そんな想像をしつつ、僕は割り当てられた10品の料理を作って行くのであった。
『これをもちまして、流星学園キラキラフェスティバルを終了いたします。皆さん、お疲れ様でした』
時刻は夕方。
女子学生のアナウンスが聞こえてきた。
それと同時に、厨房にいた人たちはウエイトレスたちが拍手を上げる。
僕と神楽もそれに倣って拍手をする。
それは、僕たちの地獄のオーダーから解放されたことの証でもあった。
「皆さん、今日一日お疲れ様でした。皆さんのおかげで本日のキラキラフェスティバルは、無事に終えることが出来ました」
少しして主任に集合させられた僕たちは、主任の言葉を聞いていた。
「今後も変わらなぬ努力をし、頑張ってください。

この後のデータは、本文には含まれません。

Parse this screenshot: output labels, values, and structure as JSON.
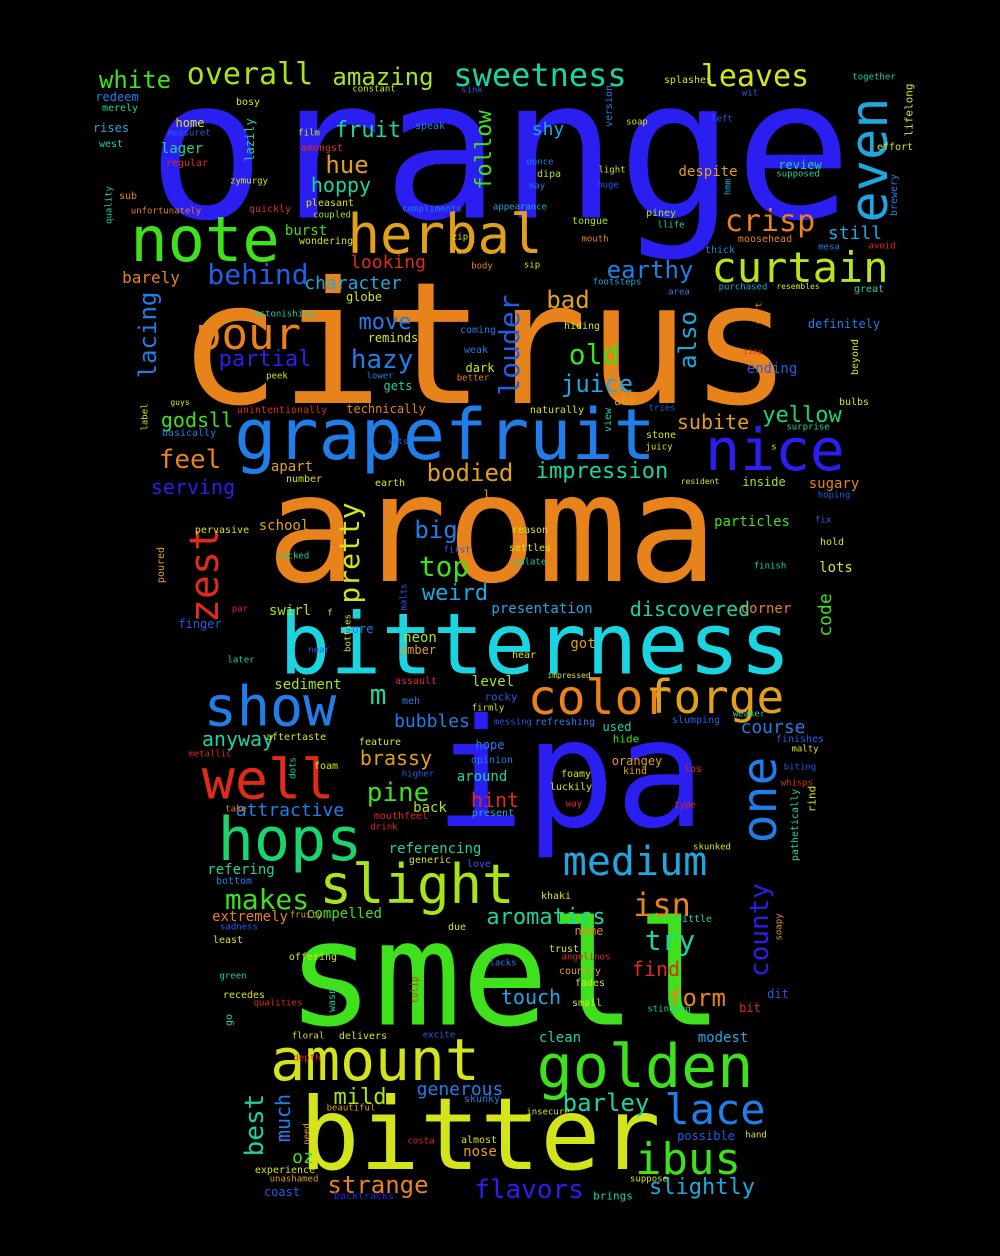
{
  "words": [
    {
      "text": "orange",
      "color": "#2a1ff0"
    },
    {
      "text": "citrus",
      "color": "#e8821a"
    },
    {
      "text": "aroma",
      "color": "#e8821a"
    },
    {
      "text": "ipa",
      "color": "#2a1ff0"
    },
    {
      "text": "smell",
      "color": "#3fe01c"
    },
    {
      "text": "bitter",
      "color": "#d4e41a"
    },
    {
      "text": "bitterness",
      "color": "#1ad4e0"
    },
    {
      "text": "grapefruit",
      "color": "#1f7ee8"
    },
    {
      "text": "note",
      "color": "#3fe01c"
    },
    {
      "text": "herbal",
      "color": "#e0a01a"
    },
    {
      "text": "golden",
      "color": "#3fe01c"
    },
    {
      "text": "amount",
      "color": "#d4e41a"
    },
    {
      "text": "hops",
      "color": "#1ad470"
    },
    {
      "text": "nice",
      "color": "#2a1ff0"
    },
    {
      "text": "show",
      "color": "#1f7ee8"
    },
    {
      "text": "well",
      "color": "#e02a1a"
    },
    {
      "text": "slight",
      "color": "#a8e41a"
    },
    {
      "text": "color",
      "color": "#e8821a"
    },
    {
      "text": "forge",
      "color": "#e0a01a"
    },
    {
      "text": "medium",
      "color": "#1fa8e0"
    },
    {
      "text": "one",
      "color": "#1f7ee8"
    },
    {
      "text": "even",
      "color": "#1fa8e0"
    },
    {
      "text": "curtain",
      "color": "#b8e41a"
    },
    {
      "text": "pour",
      "color": "#e8821a"
    },
    {
      "text": "zest",
      "color": "#e02a1a"
    },
    {
      "text": "ibus",
      "color": "#3fe01c"
    },
    {
      "text": "lace",
      "color": "#1f7ee8"
    },
    {
      "text": "sweetness",
      "color": "#1ad4a0"
    },
    {
      "text": "overall",
      "color": "#a8e41a"
    },
    {
      "text": "leaves",
      "color": "#d4e41a"
    },
    {
      "text": "crisp",
      "color": "#e8821a"
    },
    {
      "text": "louder",
      "color": "#1f5ee8"
    },
    {
      "text": "pretty",
      "color": "#d4e41a"
    },
    {
      "text": "also",
      "color": "#1fa8e0"
    },
    {
      "text": "white",
      "color": "#3fe01c"
    },
    {
      "text": "amazing",
      "color": "#a8e41a"
    },
    {
      "text": "fruit",
      "color": "#1ad4a0"
    },
    {
      "text": "hue",
      "color": "#e0a01a"
    },
    {
      "text": "hoppy",
      "color": "#1ad4a0"
    },
    {
      "text": "follow",
      "color": "#3fe01c"
    },
    {
      "text": "shy",
      "color": "#1fa8e0"
    },
    {
      "text": "behind",
      "color": "#1f5ee8"
    },
    {
      "text": "bad",
      "color": "#e0a01a"
    },
    {
      "text": "earthy",
      "color": "#1f7ee8"
    },
    {
      "text": "looking",
      "color": "#e02a1a"
    },
    {
      "text": "character",
      "color": "#1fa8e0"
    },
    {
      "text": "lacing",
      "color": "#1f7ee8"
    },
    {
      "text": "partial",
      "color": "#2a1ff0"
    },
    {
      "text": "hazy",
      "color": "#1f7ee8"
    },
    {
      "text": "move",
      "color": "#1f7ee8"
    },
    {
      "text": "old",
      "color": "#3fe01c"
    },
    {
      "text": "juice",
      "color": "#1fa8e0"
    },
    {
      "text": "godsll",
      "color": "#3fe01c"
    },
    {
      "text": "subite",
      "color": "#e0a01a"
    },
    {
      "text": "yellow",
      "color": "#1ad470"
    },
    {
      "text": "feel",
      "color": "#e8821a"
    },
    {
      "text": "bodied",
      "color": "#e0a01a"
    },
    {
      "text": "impression",
      "color": "#1ad4a0"
    },
    {
      "text": "serving",
      "color": "#2a1ff0"
    },
    {
      "text": "big",
      "color": "#1f7ee8"
    },
    {
      "text": "top",
      "color": "#3fe01c"
    },
    {
      "text": "weird",
      "color": "#1fa8e0"
    },
    {
      "text": "discovered",
      "color": "#1ad4a0"
    },
    {
      "text": "code",
      "color": "#3fe01c"
    },
    {
      "text": "m",
      "color": "#1ad4a0"
    },
    {
      "text": "brassy",
      "color": "#e0a01a"
    },
    {
      "text": "pine",
      "color": "#3fe01c"
    },
    {
      "text": "hint",
      "color": "#e02a1a"
    },
    {
      "text": "bubbles",
      "color": "#1f7ee8"
    },
    {
      "text": "makes",
      "color": "#3fe01c"
    },
    {
      "text": "anyway",
      "color": "#1ad4a0"
    },
    {
      "text": "attractive",
      "color": "#1f7ee8"
    },
    {
      "text": "course",
      "color": "#1f7ee8"
    },
    {
      "text": "county",
      "color": "#2a1ff0"
    },
    {
      "text": "isn",
      "color": "#e8821a"
    },
    {
      "text": "try",
      "color": "#1ad4a0"
    },
    {
      "text": "aromatics",
      "color": "#1ad4a0"
    },
    {
      "text": "find",
      "color": "#e02a1a"
    },
    {
      "text": "form",
      "color": "#e8821a"
    },
    {
      "text": "touch",
      "color": "#1fa8e0"
    },
    {
      "text": "best",
      "color": "#1ad4a0"
    },
    {
      "text": "much",
      "color": "#1f7ee8"
    },
    {
      "text": "mild",
      "color": "#a8e41a"
    },
    {
      "text": "generous",
      "color": "#1f7ee8"
    },
    {
      "text": "barley",
      "color": "#1ad4a0"
    },
    {
      "text": "strange",
      "color": "#e8821a"
    },
    {
      "text": "flavors",
      "color": "#2a1ff0"
    },
    {
      "text": "slightly",
      "color": "#1fa8e0"
    },
    {
      "text": "oz",
      "color": "#3fe01c"
    },
    {
      "text": "nose",
      "color": "#e0a01a"
    },
    {
      "text": "clean",
      "color": "#1ad4a0"
    },
    {
      "text": "modest",
      "color": "#1fa8e0"
    },
    {
      "text": "compelled",
      "color": "#3fe01c"
    },
    {
      "text": "referencing",
      "color": "#1ad4a0"
    },
    {
      "text": "refering",
      "color": "#1ad4a0"
    },
    {
      "text": "extremely",
      "color": "#e8821a"
    },
    {
      "text": "sediment",
      "color": "#a8e41a"
    },
    {
      "text": "swirl",
      "color": "#a8e41a"
    },
    {
      "text": "presentation",
      "color": "#1fa8e0"
    },
    {
      "text": "corner",
      "color": "#e8821a"
    },
    {
      "text": "neon",
      "color": "#a8e41a"
    },
    {
      "text": "amber",
      "color": "#e0a01a"
    },
    {
      "text": "got",
      "color": "#e0a01a"
    },
    {
      "text": "level",
      "color": "#a8e41a"
    },
    {
      "text": "around",
      "color": "#1ad4a0"
    },
    {
      "text": "back",
      "color": "#a8e41a"
    },
    {
      "text": "hope",
      "color": "#1f7ee8"
    },
    {
      "text": "sugary",
      "color": "#e8821a"
    },
    {
      "text": "inside",
      "color": "#a8e41a"
    },
    {
      "text": "particles",
      "color": "#3fe01c"
    },
    {
      "text": "lots",
      "color": "#d4e41a"
    },
    {
      "text": "apart",
      "color": "#e0a01a"
    },
    {
      "text": "school",
      "color": "#e0a01a"
    },
    {
      "text": "dark",
      "color": "#d4e41a"
    },
    {
      "text": "gets",
      "color": "#1ad4a0"
    },
    {
      "text": "reminds",
      "color": "#d4e41a"
    },
    {
      "text": "globe",
      "color": "#d4e41a"
    },
    {
      "text": "technically",
      "color": "#e8821a"
    },
    {
      "text": "still",
      "color": "#1fa8e0"
    },
    {
      "text": "despite",
      "color": "#e0a01a"
    },
    {
      "text": "review",
      "color": "#1ad4a0"
    },
    {
      "text": "ending",
      "color": "#1f5ee8"
    },
    {
      "text": "definitely",
      "color": "#1f7ee8"
    },
    {
      "text": "barely",
      "color": "#e8821a"
    },
    {
      "text": "burst",
      "color": "#3fe01c"
    },
    {
      "text": "finger",
      "color": "#1f5ee8"
    },
    {
      "text": "home",
      "color": "#d4e41a"
    },
    {
      "text": "lager",
      "color": "#1ad4a0"
    },
    {
      "text": "redeem",
      "color": "#1f7ee8"
    },
    {
      "text": "rises",
      "color": "#1fa8e0"
    },
    {
      "text": "lazily",
      "color": "#1ad4a0"
    },
    {
      "text": "bosy",
      "color": "#d4e41a"
    },
    {
      "text": "merely",
      "color": "#1ad4a0"
    },
    {
      "text": "west",
      "color": "#1ad4a0"
    },
    {
      "text": "regular",
      "color": "#e02a1a"
    },
    {
      "text": "measuret",
      "color": "#1f5ee8"
    },
    {
      "text": "film",
      "color": "#d4e41a"
    },
    {
      "text": "speak",
      "color": "#1f7ee8"
    },
    {
      "text": "amongst",
      "color": "#e02a1a"
    },
    {
      "text": "constant",
      "color": "#d4e41a"
    },
    {
      "text": "sink",
      "color": "#1f5ee8"
    },
    {
      "text": "splashes",
      "color": "#d4e41a"
    },
    {
      "text": "version",
      "color": "#1f7ee8"
    },
    {
      "text": "soap",
      "color": "#d4e41a"
    },
    {
      "text": "wit",
      "color": "#1f5ee8"
    },
    {
      "text": "left",
      "color": "#1f5ee8"
    },
    {
      "text": "together",
      "color": "#1ad4a0"
    },
    {
      "text": "lifelong",
      "color": "#d4e41a"
    },
    {
      "text": "effort",
      "color": "#d4e41a"
    },
    {
      "text": "brewery",
      "color": "#1f7ee8"
    },
    {
      "text": "quality",
      "color": "#1ad4a0"
    },
    {
      "text": "sub",
      "color": "#e8821a"
    },
    {
      "text": "zymurgy",
      "color": "#d4e41a"
    },
    {
      "text": "unfortunately",
      "color": "#e8821a"
    },
    {
      "text": "quickly",
      "color": "#e02a1a"
    },
    {
      "text": "pleasant",
      "color": "#d4e41a"
    },
    {
      "text": "coupled",
      "color": "#a8e41a"
    },
    {
      "text": "wondering",
      "color": "#d4e41a"
    },
    {
      "text": "ounce",
      "color": "#1f7ee8"
    },
    {
      "text": "nay",
      "color": "#1f7ee8"
    },
    {
      "text": "dipa",
      "color": "#a8e41a"
    },
    {
      "text": "compliments",
      "color": "#1f7ee8"
    },
    {
      "text": "appearance",
      "color": "#1fa8e0"
    },
    {
      "text": "light",
      "color": "#d4e41a"
    },
    {
      "text": "huge",
      "color": "#1f5ee8"
    },
    {
      "text": "hmm",
      "color": "#1fa8e0"
    },
    {
      "text": "supposed",
      "color": "#1ad4a0"
    },
    {
      "text": "tongue",
      "color": "#a8e41a"
    },
    {
      "text": "piney",
      "color": "#a8e41a"
    },
    {
      "text": "llife",
      "color": "#1ad4a0"
    },
    {
      "text": "mouth",
      "color": "#e8821a"
    },
    {
      "text": "thick",
      "color": "#1f7ee8"
    },
    {
      "text": "moosehead",
      "color": "#e8821a"
    },
    {
      "text": "mesa",
      "color": "#1f7ee8"
    },
    {
      "text": "avoid",
      "color": "#e02a1a"
    },
    {
      "text": "zip",
      "color": "#d4e41a"
    },
    {
      "text": "o",
      "color": "#d4e41a"
    },
    {
      "text": "body",
      "color": "#e8821a"
    },
    {
      "text": "sip",
      "color": "#d4e41a"
    },
    {
      "text": "footsteps",
      "color": "#1fa8e0"
    },
    {
      "text": "area",
      "color": "#1f7ee8"
    },
    {
      "text": "purchased",
      "color": "#1fa8e0"
    },
    {
      "text": "resembles",
      "color": "#d4e41a"
    },
    {
      "text": "great",
      "color": "#1ad4a0"
    },
    {
      "text": "mort",
      "color": "#e8821a"
    },
    {
      "text": "astonishing",
      "color": "#1ad4a0"
    },
    {
      "text": "coming",
      "color": "#1f7ee8"
    },
    {
      "text": "hiding",
      "color": "#d4e41a"
    },
    {
      "text": "weak",
      "color": "#1f7ee8"
    },
    {
      "text": "better",
      "color": "#e8821a"
    },
    {
      "text": "lower",
      "color": "#1f7ee8"
    },
    {
      "text": "tiny",
      "color": "#e02a1a"
    },
    {
      "text": "beyond",
      "color": "#d4e41a"
    },
    {
      "text": "peek",
      "color": "#d4e41a"
    },
    {
      "text": "label",
      "color": "#d4e41a"
    },
    {
      "text": "guys",
      "color": "#d4e41a"
    },
    {
      "text": "basically",
      "color": "#1f7ee8"
    },
    {
      "text": "unintentionally",
      "color": "#e02a1a"
    },
    {
      "text": "naturally",
      "color": "#d4e41a"
    },
    {
      "text": "abv",
      "color": "#e0a01a"
    },
    {
      "text": "tries",
      "color": "#1f5ee8"
    },
    {
      "text": "view",
      "color": "#1ad4a0"
    },
    {
      "text": "stone",
      "color": "#d4e41a"
    },
    {
      "text": "juicy",
      "color": "#d4e41a"
    },
    {
      "text": "surprise",
      "color": "#1ad4a0"
    },
    {
      "text": "s",
      "color": "#d4e41a"
    },
    {
      "text": "bulbs",
      "color": "#d4e41a"
    },
    {
      "text": "sets",
      "color": "#1f5ee8"
    },
    {
      "text": "number",
      "color": "#d4e41a"
    },
    {
      "text": "earth",
      "color": "#d4e41a"
    },
    {
      "text": "resident",
      "color": "#d4e41a"
    },
    {
      "text": "hoping",
      "color": "#1f5ee8"
    },
    {
      "text": "l",
      "color": "#e0a01a"
    },
    {
      "text": "fix",
      "color": "#1f5ee8"
    },
    {
      "text": "hold",
      "color": "#d4e41a"
    },
    {
      "text": "pervasive",
      "color": "#d4e41a"
    },
    {
      "text": "reason",
      "color": "#d4e41a"
    },
    {
      "text": "first",
      "color": "#1f5ee8"
    },
    {
      "text": "settles",
      "color": "#d4e41a"
    },
    {
      "text": "palate",
      "color": "#1ad4a0"
    },
    {
      "text": "lacked",
      "color": "#1ad4a0"
    },
    {
      "text": "finish",
      "color": "#1ad4a0"
    },
    {
      "text": "poured",
      "color": "#e0a01a"
    },
    {
      "text": "malts",
      "color": "#1f5ee8"
    },
    {
      "text": "par",
      "color": "#e02a1a"
    },
    {
      "text": "f",
      "color": "#d4e41a"
    },
    {
      "text": "sure",
      "color": "#1f7ee8"
    },
    {
      "text": "bottles",
      "color": "#d4e41a"
    },
    {
      "text": "near",
      "color": "#1f5ee8"
    },
    {
      "text": "hear",
      "color": "#d4e41a"
    },
    {
      "text": "later",
      "color": "#1ad4a0"
    },
    {
      "text": "impressed",
      "color": "#d4e41a"
    },
    {
      "text": "assault",
      "color": "#e02a1a"
    },
    {
      "text": "rocky",
      "color": "#1f5ee8"
    },
    {
      "text": "meh",
      "color": "#1f7ee8"
    },
    {
      "text": "firmly",
      "color": "#d4e41a"
    },
    {
      "text": "messing",
      "color": "#1f5ee8"
    },
    {
      "text": "refreshing",
      "color": "#1f7ee8"
    },
    {
      "text": "used",
      "color": "#1ad4a0"
    },
    {
      "text": "slumping",
      "color": "#1f5ee8"
    },
    {
      "text": "weaker",
      "color": "#1ad4a0"
    },
    {
      "text": "hide",
      "color": "#3fe01c"
    },
    {
      "text": "finishes",
      "color": "#1f5ee8"
    },
    {
      "text": "malty",
      "color": "#d4e41a"
    },
    {
      "text": "aftertaste",
      "color": "#d4e41a"
    },
    {
      "text": "feature",
      "color": "#d4e41a"
    },
    {
      "text": "opinion",
      "color": "#1f7ee8"
    },
    {
      "text": "metallic",
      "color": "#e02a1a"
    },
    {
      "text": "dots",
      "color": "#1ad4a0"
    },
    {
      "text": "foam",
      "color": "#d4e41a"
    },
    {
      "text": "higher",
      "color": "#1f5ee8"
    },
    {
      "text": "foamy",
      "color": "#d4e41a"
    },
    {
      "text": "luckily",
      "color": "#d4e41a"
    },
    {
      "text": "orangey",
      "color": "#e0a01a"
    },
    {
      "text": "kind",
      "color": "#e0a01a"
    },
    {
      "text": "los",
      "color": "#e02a1a"
    },
    {
      "text": "biting",
      "color": "#1f5ee8"
    },
    {
      "text": "whisps",
      "color": "#e02a1a"
    },
    {
      "text": "rind",
      "color": "#d4e41a"
    },
    {
      "text": "take",
      "color": "#e8821a"
    },
    {
      "text": "mouthfeel",
      "color": "#e02a1a"
    },
    {
      "text": "present",
      "color": "#1fa8e0"
    },
    {
      "text": "way",
      "color": "#e02a1a"
    },
    {
      "text": "type",
      "color": "#e02a1a"
    },
    {
      "text": "pathetically",
      "color": "#1ad4a0"
    },
    {
      "text": "drink",
      "color": "#e02a1a"
    },
    {
      "text": "generic",
      "color": "#d4e41a"
    },
    {
      "text": "love",
      "color": "#1f5ee8"
    },
    {
      "text": "skunked",
      "color": "#d4e41a"
    },
    {
      "text": "bottom",
      "color": "#1f7ee8"
    },
    {
      "text": "fruity",
      "color": "#e0a01a"
    },
    {
      "text": "sadness",
      "color": "#1f5ee8"
    },
    {
      "text": "due",
      "color": "#d4e41a"
    },
    {
      "text": "khaki",
      "color": "#d4e41a"
    },
    {
      "text": "little",
      "color": "#1ad4a0"
    },
    {
      "text": "soapy",
      "color": "#e0a01a"
    },
    {
      "text": "least",
      "color": "#d4e41a"
    },
    {
      "text": "trust",
      "color": "#d4e41a"
    },
    {
      "text": "angelinos",
      "color": "#e02a1a"
    },
    {
      "text": "name",
      "color": "#e8821a"
    },
    {
      "text": "green",
      "color": "#1ad4a0"
    },
    {
      "text": "offering",
      "color": "#d4e41a"
    },
    {
      "text": "lacks",
      "color": "#1f7ee8"
    },
    {
      "text": "country",
      "color": "#e0a01a"
    },
    {
      "text": "fades",
      "color": "#d4e41a"
    },
    {
      "text": "recedes",
      "color": "#d4e41a"
    },
    {
      "text": "qualities",
      "color": "#e02a1a"
    },
    {
      "text": "wasn",
      "color": "#1ad4a0"
    },
    {
      "text": "tulip",
      "color": "#e02a1a"
    },
    {
      "text": "small",
      "color": "#d4e41a"
    },
    {
      "text": "dit",
      "color": "#1f5ee8"
    },
    {
      "text": "go",
      "color": "#1ad4a0"
    },
    {
      "text": "stinging",
      "color": "#1ad4a0"
    },
    {
      "text": "bit",
      "color": "#e02a1a"
    },
    {
      "text": "floral",
      "color": "#d4e41a"
    },
    {
      "text": "delivers",
      "color": "#d4e41a"
    },
    {
      "text": "excite",
      "color": "#1f5ee8"
    },
    {
      "text": "depth",
      "color": "#e02a1a"
    },
    {
      "text": "skunky",
      "color": "#1f7ee8"
    },
    {
      "text": "beautiful",
      "color": "#e0a01a"
    },
    {
      "text": "insecure",
      "color": "#d4e41a"
    },
    {
      "text": "possible",
      "color": "#1f5ee8"
    },
    {
      "text": "need",
      "color": "#e0a01a"
    },
    {
      "text": "costa",
      "color": "#e02a1a"
    },
    {
      "text": "almost",
      "color": "#d4e41a"
    },
    {
      "text": "hand",
      "color": "#d4e41a"
    },
    {
      "text": "experience",
      "color": "#d4e41a"
    },
    {
      "text": "unashamed",
      "color": "#e0a01a"
    },
    {
      "text": "coast",
      "color": "#1f5ee8"
    },
    {
      "text": "backtracks",
      "color": "#2a1ff0"
    },
    {
      "text": "suppose",
      "color": "#d4e41a"
    },
    {
      "text": "brings",
      "color": "#1ad4a0"
    }
  ]
}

お疲れ様でした」
『お疲れ様でしたー』
主任の話が終わり、僕たちは一斉にそう声をあげた。
その時の達成感は、非常に心地よい物であった。
その後、僕たちプリエにいる者全員で、プリエや厨房の清掃をすることとなった。
【神楽、今夜動くぞ。準備をして九条家前に集合を。見つかった際にする言い訳も考えておくように】
【分かったわ】
その際、僕は念話で神楽に指示を送った。
少しずつ余裕が出てきた今しか動くタイミングはない。
今夜、ようやく念願の流星学園内の、総チェックが出来るのだ。
(さて、どういう言い訳にするか)
僕は清掃をしながら、言い訳を考えるのであった。
(そう言えば、さっきのアナウンスの女子学生の声、落ち着きなく僕にメルファスさんの居場所を聞き出そうとした人と同じ声のような………ま、気のせいか)
一瞬頭の中に浮かんだ疑問に、僕はそう結論付けると清掃をするのであった。
「西田さん! しっかりやりなさい」
「は、はい!!」
どこかでそんな声が聞こえたのは、きっと僕の幻聴だろう。